Spoon has a reputation for arty minimalism. Its pithy albums suggest a cool remove, a distaste for wasted notes or wasted emotions.
"They Want My Soul" (Loma Vista), the quintet's eighth studio album and first in four years, is no exception — its 10 songs clock in at under 38 minutes. But singer Britt Daniel, whose lyrics often arrive in cryptic epigrams, has also been exploring a more nuanced, even soulful thread over the last decade. The vulnerability isn't explicit — a few words here and there can be interpreted as revealing, but he steers well clear of the confessional and the melodramatic. Yet "They Want My Soul" shimmers with an unexpected, even fragile beauty thanks to Daniel's development as a vocalist.
When the brooding, hard-hitting, midtempo discontent of "Rent I Pay" melts into "Inside Out," it's a great example of how the sequencing of songs can take the listener on a journey. In this case, "Inside Out" arrives like a soothing balm. "Time gets distorted," the narrator sings, troubled but hopeful. Daniel's voice slips into falsetto, floating away on a gentle waterfall of harplike tones and subtle wordless backing vocals.
"Do You" snaps a picture of a down-and-outer who glimpses his possible redemption on the street, and like the Rolling Stones' "Waiting on a Friend," it feels as though everything's going to be OK for a few minutes as Daniel pushes his voice into an upper register. "I Just Don't Understand," a downcast pop ballad covered by the Beatles in the early '60s, gets a surprisingly transparent reading, Daniel's bittersweet delivery underpinned by a dissonant piano.
Spoon adds some new conspirators, who help tweak the tonal and emotional temperature.
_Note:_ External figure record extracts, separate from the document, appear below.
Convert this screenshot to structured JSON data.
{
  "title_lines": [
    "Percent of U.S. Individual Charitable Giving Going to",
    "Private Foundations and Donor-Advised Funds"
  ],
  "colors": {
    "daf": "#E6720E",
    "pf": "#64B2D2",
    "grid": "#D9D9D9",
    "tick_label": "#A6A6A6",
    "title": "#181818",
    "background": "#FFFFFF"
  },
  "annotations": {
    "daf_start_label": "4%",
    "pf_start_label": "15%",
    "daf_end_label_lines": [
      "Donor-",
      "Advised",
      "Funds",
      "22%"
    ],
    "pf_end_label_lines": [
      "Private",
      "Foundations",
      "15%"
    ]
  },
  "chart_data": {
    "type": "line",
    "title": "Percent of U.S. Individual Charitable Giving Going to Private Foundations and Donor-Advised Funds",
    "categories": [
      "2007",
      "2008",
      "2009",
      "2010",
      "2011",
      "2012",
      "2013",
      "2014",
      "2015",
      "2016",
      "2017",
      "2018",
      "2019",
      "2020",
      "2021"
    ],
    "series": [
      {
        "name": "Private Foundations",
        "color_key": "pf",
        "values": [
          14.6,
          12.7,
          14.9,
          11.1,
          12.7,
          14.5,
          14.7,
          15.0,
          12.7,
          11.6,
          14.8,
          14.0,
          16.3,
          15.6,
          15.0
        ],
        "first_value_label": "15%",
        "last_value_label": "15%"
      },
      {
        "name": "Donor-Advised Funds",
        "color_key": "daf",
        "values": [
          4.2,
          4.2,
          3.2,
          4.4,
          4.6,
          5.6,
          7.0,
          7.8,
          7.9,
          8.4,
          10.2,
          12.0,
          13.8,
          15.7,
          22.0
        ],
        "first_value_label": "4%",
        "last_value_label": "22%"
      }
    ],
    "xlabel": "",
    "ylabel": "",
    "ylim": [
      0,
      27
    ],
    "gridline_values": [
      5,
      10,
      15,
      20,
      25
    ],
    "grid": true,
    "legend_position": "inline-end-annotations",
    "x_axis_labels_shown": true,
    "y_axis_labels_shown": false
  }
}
Keyboardist Alex Fischel (a key member of Divine Fits, Daniel's recent side project with Wolf Parade's Dan Boeckner) adds an array of new colors, as do world-class producers Joe Chiccarelli and Dave Fridmann. The trance-like, futuristic rush of "Outlier" sounds particularly fresh.
A number of Spoon signatures remain. "They Want My Soul" could be read as some sort of post-apocalyptic nightmare, a commentary on the music business, a series of love affairs gone wrong — or possibly none of the above. As usual, the songs leave plenty of room for the listeners to adapt them to their own lives, but this time the emotions are right there on the surface, thanks to Daniel's widening range as a vocalist and Spoon's versatility as a band, integrating the keyboards even more deeply into its sound. The quintet likes to pull melody out of dissonance and repetition. Now they've also found the soul.